President Ford's budget for the housekeeping and personnel costs of government calls for an average 28 per cent pay raise next month for top elected and appointed officials; anticipates a 6.5 per cent salary increase in October for civil servants and military personnel, and requests 6,500 new full-time jobs over the next fiscal year.
Overall federal employment in government - both full-time and part-time - would remain at the 2.8 million level if Congress approves the Ford budget.
The first item Congress will tackle is the tricky issue of top government pay raises.
The Ford executive-legislative-judicial salary plan, which President-elect Carter has endorsed, goes into effect automatically within 30 days unless either the Senate or the House vetoes raises for elected or appointed officials ranging from the Vice President on down to the lowest level subcabinet job. Most persons who would benefit from it will be appointees of the Carter administration.
If the pay package should become law, it would also trigger pay increases for 20,000 career federal executives - most of them in the Washington area - ranging from $29 to $7,900 a year. (Details in the Federal Diary on Page C2).
It will be up to President Carter to decide later this summer the exact amount of the regular Oct. 1 raise for federal white-collar civilians and military personnel Ford, besides estimating the increase at about 6.5 per cent, projected another 6.25 per cent increase for October, 1978.
There would be 12,900 new government jobs, but nearly half would be part-time or summer positions. The 6,500 new full-time jobs would go to Veterans Administration, Tennessee Valley Authority, Agriculture, Health, Education and Welfare, Housing and Urban Developemnt, General Services Administration, Interior, Commerce, Transportation and Treasury.
The Defense Department would drop 4,200 jobs to 977,100 by September, 1978. The Federal Energy Administration would lose 200 positions (to 3,700 jobs). The Energy Research and Development Administration would add 500 jobs, to 10,000 employment.
President Ford based his top pay proposals on recommendations made last month by a blue ribbon citizens panel. It proposed substantial increases - from 20 to 40 per cent - for key elected and appointed officials. The citizens group, appointed by the three branches of government and headed by former Commerce Secretary Peter G. Peterson, said many of the officials have had only one 5 per cent pay raise in six years at a time when inflation boosted prices 60 per cent and average private industry pay was up 70 per cent.

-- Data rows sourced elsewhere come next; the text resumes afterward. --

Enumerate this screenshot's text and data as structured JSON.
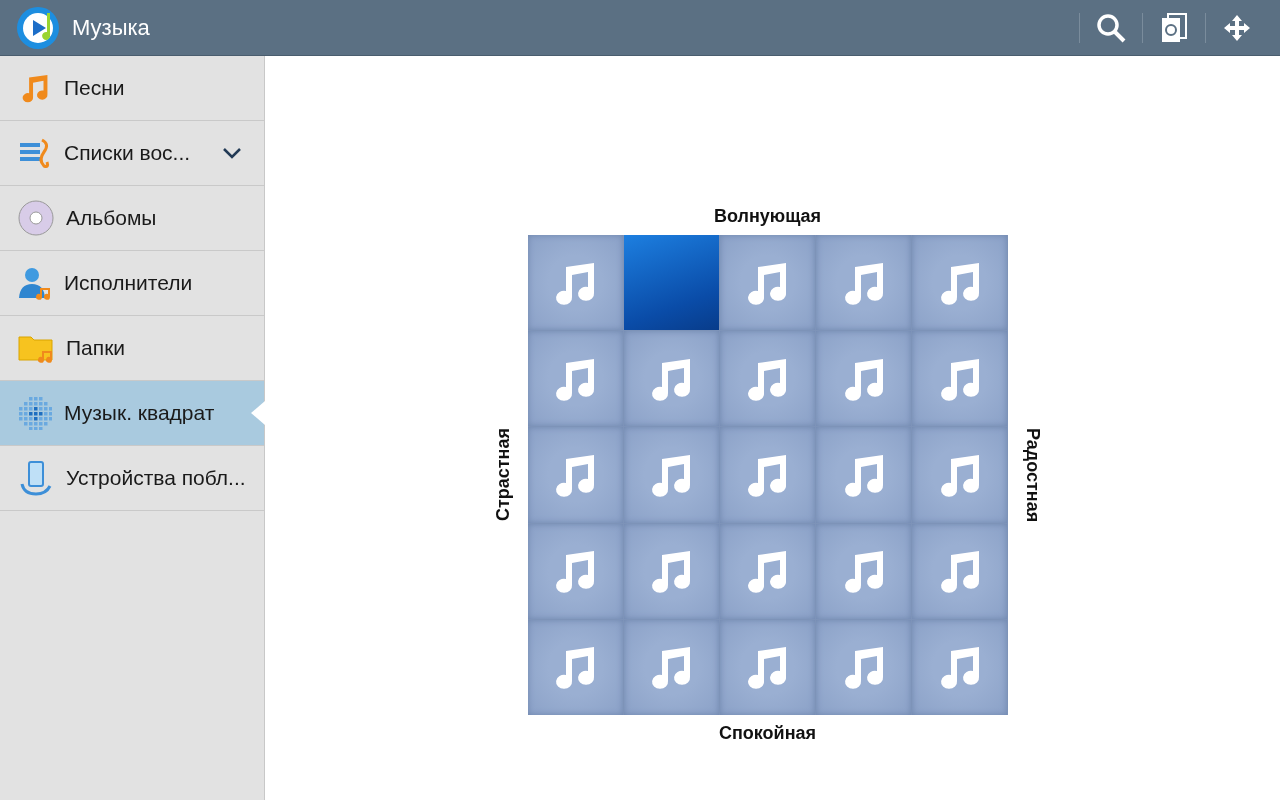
{
  "app_bar": {
    "title": "Музыка"
  },
  "sidebar": {
    "items": [
      {
        "label": "Песни",
        "selected": false,
        "expandable": false
      },
      {
        "label": "Списки вос...",
        "selected": false,
        "expandable": true,
        "expanded": false
      },
      {
        "label": "Альбомы",
        "selected": false,
        "expandable": false
      },
      {
        "label": "Исполнители",
        "selected": false,
        "expandable": false
      },
      {
        "label": "Папки",
        "selected": false,
        "expandable": false
      },
      {
        "label": "Музык. квадрат",
        "selected": true,
        "expandable": false
      },
      {
        "label": "Устройства побл...",
        "selected": false,
        "expandable": false
      }
    ]
  },
  "music_square": {
    "top_label": "Волнующая",
    "bottom_label": "Спокойная",
    "left_label": "Страстная",
    "right_label": "Радостная",
    "tiles": [
      {
        "kind": "note"
      },
      {
        "kind": "cover"
      },
      {
        "kind": "note"
      },
      {
        "kind": "note"
      },
      {
        "kind": "note"
      },
      {
        "kind": "note"
      },
      {
        "kind": "note"
      },
      {
        "kind": "note"
      },
      {
        "kind": "note"
      },
      {
        "kind": "note"
      },
      {
        "kind": "note"
      },
      {
        "kind": "note"
      },
      {
        "kind": "note"
      },
      {
        "kind": "note"
      },
      {
        "kind": "note"
      },
      {
        "kind": "note"
      },
      {
        "kind": "note"
      },
      {
        "kind": "note"
      },
      {
        "kind": "note"
      },
      {
        "kind": "note"
      },
      {
        "kind": "note"
      },
      {
        "kind": "note"
      },
      {
        "kind": "note"
      },
      {
        "kind": "note"
      },
      {
        "kind": "note"
      }
    ]
  }
}
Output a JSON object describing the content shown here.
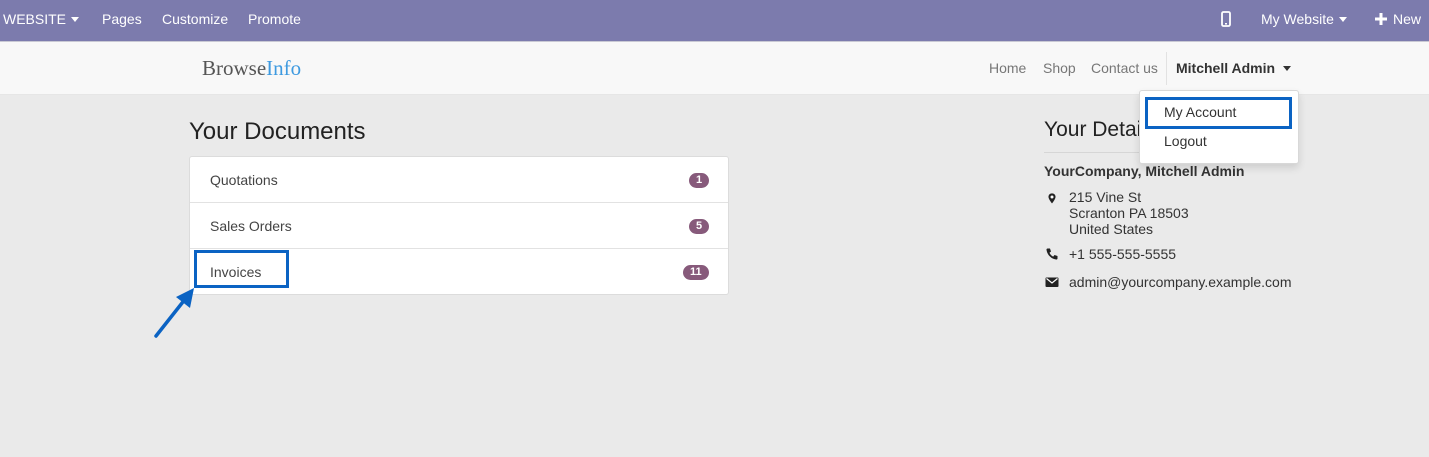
{
  "topbar": {
    "website_label": "WEBSITE",
    "pages_label": "Pages",
    "customize_label": "Customize",
    "promote_label": "Promote",
    "my_website_label": "My Website",
    "new_label": "New"
  },
  "navbar": {
    "logo_part1": "Browse",
    "logo_part2": "Info",
    "home_label": "Home",
    "shop_label": "Shop",
    "contact_label": "Contact us",
    "user_label": "Mitchell Admin"
  },
  "dropdown": {
    "my_account_label": "My Account",
    "logout_label": "Logout"
  },
  "documents": {
    "title": "Your Documents",
    "items": [
      {
        "label": "Quotations",
        "count": "1"
      },
      {
        "label": "Sales Orders",
        "count": "5"
      },
      {
        "label": "Invoices",
        "count": "11"
      }
    ]
  },
  "details": {
    "title": "Your Details",
    "company": "YourCompany, Mitchell Admin",
    "address_line1": "215 Vine St",
    "address_line2": "Scranton PA 18503",
    "address_line3": "United States",
    "phone": "+1 555-555-5555",
    "email": "admin@yourcompany.example.com"
  },
  "colors": {
    "topbar": "#7c7bad",
    "badge": "#875a7b",
    "highlight": "#0b63c3",
    "logo_accent": "#3e9ae0"
  }
}
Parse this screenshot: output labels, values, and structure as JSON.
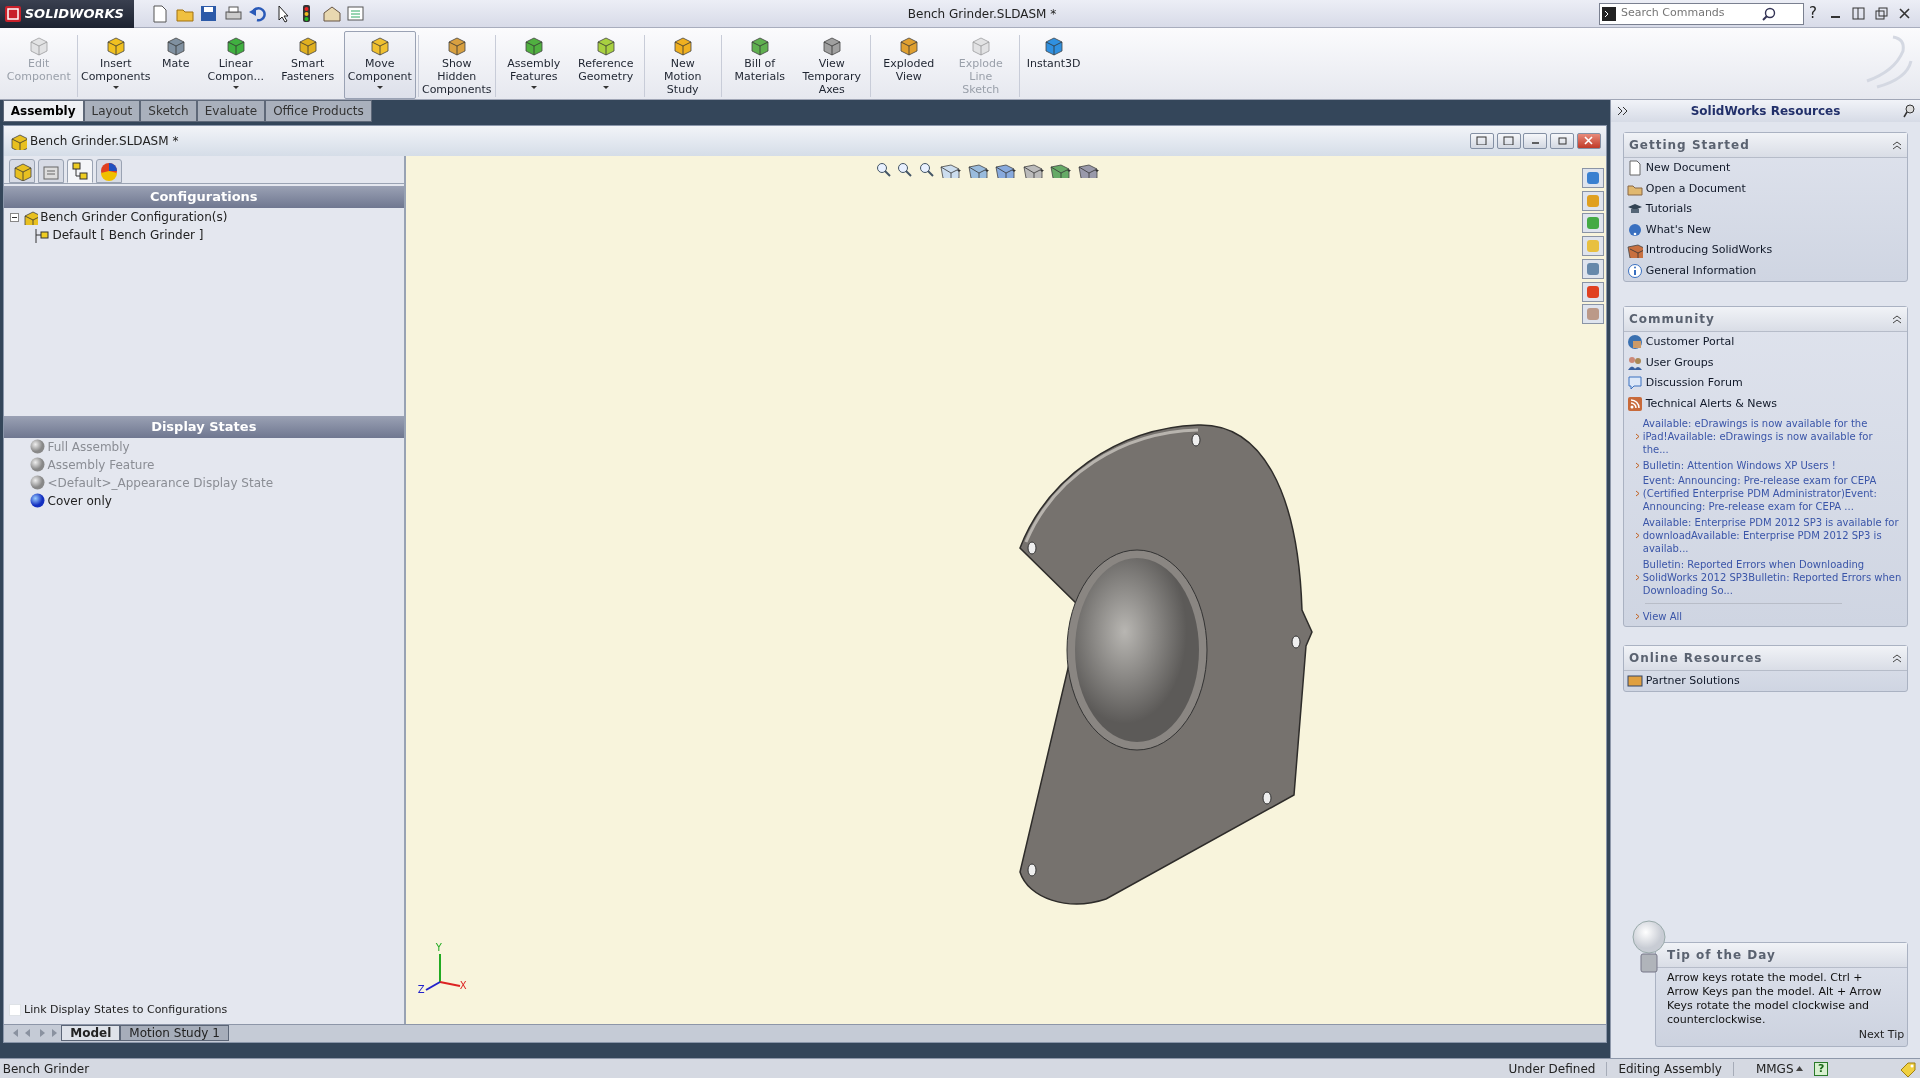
{
  "app": {
    "logo": "SOLIDWORKS",
    "title": "Bench Grinder.SLDASM *",
    "search": {
      "placeholder": "Search Commands"
    },
    "help": "?"
  },
  "ribbon": [
    {
      "label": "Edit Component",
      "disabled": true,
      "dropdown": false,
      "selected": false
    },
    {
      "label": "Insert Components",
      "disabled": false,
      "dropdown": true,
      "selected": false
    },
    {
      "label": "Mate",
      "disabled": false,
      "dropdown": false,
      "selected": false
    },
    {
      "label": "Linear Compon...",
      "disabled": false,
      "dropdown": true,
      "selected": false
    },
    {
      "label": "Smart Fasteners",
      "disabled": false,
      "dropdown": false,
      "selected": false
    },
    {
      "label": "Move Component",
      "disabled": false,
      "dropdown": true,
      "selected": true
    },
    {
      "label": "Show Hidden Components",
      "disabled": false,
      "dropdown": false,
      "selected": false
    },
    {
      "label": "Assembly Features",
      "disabled": false,
      "dropdown": true,
      "selected": false
    },
    {
      "label": "Reference Geometry",
      "disabled": false,
      "dropdown": true,
      "selected": false
    },
    {
      "label": "New Motion Study",
      "disabled": false,
      "dropdown": false,
      "selected": false
    },
    {
      "label": "Bill of Materials",
      "disabled": false,
      "dropdown": false,
      "selected": false
    },
    {
      "label": "View Temporary Axes",
      "disabled": false,
      "dropdown": false,
      "selected": false
    },
    {
      "label": "Exploded View",
      "disabled": false,
      "dropdown": false,
      "selected": false
    },
    {
      "label": "Explode Line Sketch",
      "disabled": true,
      "dropdown": false,
      "selected": false
    },
    {
      "label": "Instant3D",
      "disabled": false,
      "dropdown": false,
      "selected": false
    }
  ],
  "command_tabs": [
    {
      "label": "Assembly",
      "selected": true
    },
    {
      "label": "Layout",
      "selected": false
    },
    {
      "label": "Sketch",
      "selected": false
    },
    {
      "label": "Evaluate",
      "selected": false
    },
    {
      "label": "Office Products",
      "selected": false
    }
  ],
  "document": {
    "title": "Bench Grinder.SLDASM *"
  },
  "manager_tabs": [
    {
      "selected": false
    },
    {
      "selected": false
    },
    {
      "selected": true
    },
    {
      "selected": false
    }
  ],
  "configurations": {
    "heading": "Configurations",
    "tree": [
      {
        "label": "Bench Grinder Configuration(s)",
        "expanded": true,
        "children": [
          {
            "label": "Default [ Bench Grinder ]"
          }
        ]
      }
    ]
  },
  "display_states": {
    "heading": "Display States",
    "items": [
      {
        "label": "Full Assembly",
        "selected": false
      },
      {
        "label": "Assembly Feature",
        "selected": false
      },
      {
        "label": "<Default>_Appearance Display State",
        "selected": false
      },
      {
        "label": "Cover only",
        "selected": true
      }
    ]
  },
  "link_option": {
    "label": "Link Display States to Configurations",
    "checked": false
  },
  "triad": {
    "y": "Y",
    "z": "Z",
    "x": "X"
  },
  "bottom_tabs": [
    {
      "label": "Model",
      "selected": true
    },
    {
      "label": "Motion Study 1",
      "selected": false
    }
  ],
  "task_pane": {
    "title": "SolidWorks Resources",
    "sections": [
      {
        "heading": "Getting Started",
        "items": [
          "New Document",
          "Open a Document",
          "Tutorials",
          "What's New",
          "Introducing SolidWorks",
          "General Information"
        ]
      },
      {
        "heading": "Community",
        "items": [
          "Customer Portal",
          "User Groups",
          "Discussion Forum",
          "Technical Alerts & News"
        ],
        "news": [
          "Available: eDrawings is now available for the iPad!Available: eDrawings is now available for the...",
          "Bulletin: Attention Windows XP Users !",
          "Event: Announcing: Pre-release exam for CEPA (Certified Enterprise PDM Administrator)Event: Announcing: Pre-release exam for CEPA ...",
          "Available: Enterprise PDM 2012 SP3 is available for downloadAvailable: Enterprise PDM 2012 SP3 is availab...",
          "Bulletin: Reported Errors when Downloading SolidWorks 2012 SP3Bulletin: Reported Errors when Downloading So..."
        ],
        "view_all": "View All"
      },
      {
        "heading": "Online Resources",
        "items": [
          "Partner Solutions"
        ]
      }
    ],
    "tip": {
      "heading": "Tip of the Day",
      "text": "Arrow keys rotate the model. Ctrl + Arrow Keys pan the model. Alt + Arrow Keys rotate the model clockwise and counterclockwise.",
      "next": "Next Tip"
    }
  },
  "status_bar": {
    "document": "Bench Grinder",
    "fields": [
      "Under Defined",
      "Editing Assembly"
    ],
    "units": "MMGS",
    "help": "?"
  }
}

Under the Ford proposal, Vice President-elect Walter F. Mondale would get $75,000 a year, a raise of $10,000. Cabinet officers would go up $3,000, to $66,000; assistant secretaries and others in Level II would go up $12,900, to $57,500; Executive Level III appointees would go up $10,500, to $52,500 and Level IV of the executive pay schedule would rise $10,000, to $50,000 a year. Level V, which is linked the maximum civil service salary at Grade 18, would go up to $47,500.
The Chief Justice would get a $9,400 raise, to $75,000; associate justices would go up to $72,000 and judges on the courts of claims, military appeals, customs and patent and district courts, customs court and the tax court would go up $12,500, to $54,500.
Members of Congress who now get $44,600 would go to $57,600 a year. Ford agreed with the Peterson group, which made the pay raise proposals for members of Congress contingent on adoption - or the intention to adopt - a strict new conflict-of-interest code. It would bar most outside earnings, legal fees and salaries for service on boards or corporations that many Senate and House members now draw.
But the political realities of the situation are such that it is unlikely Congress can, or will, adopt the controversial code before the raises are due to go into effect. Both Republican and Democratic congressional leaders have subscribed to the idea of a code of conduct for members.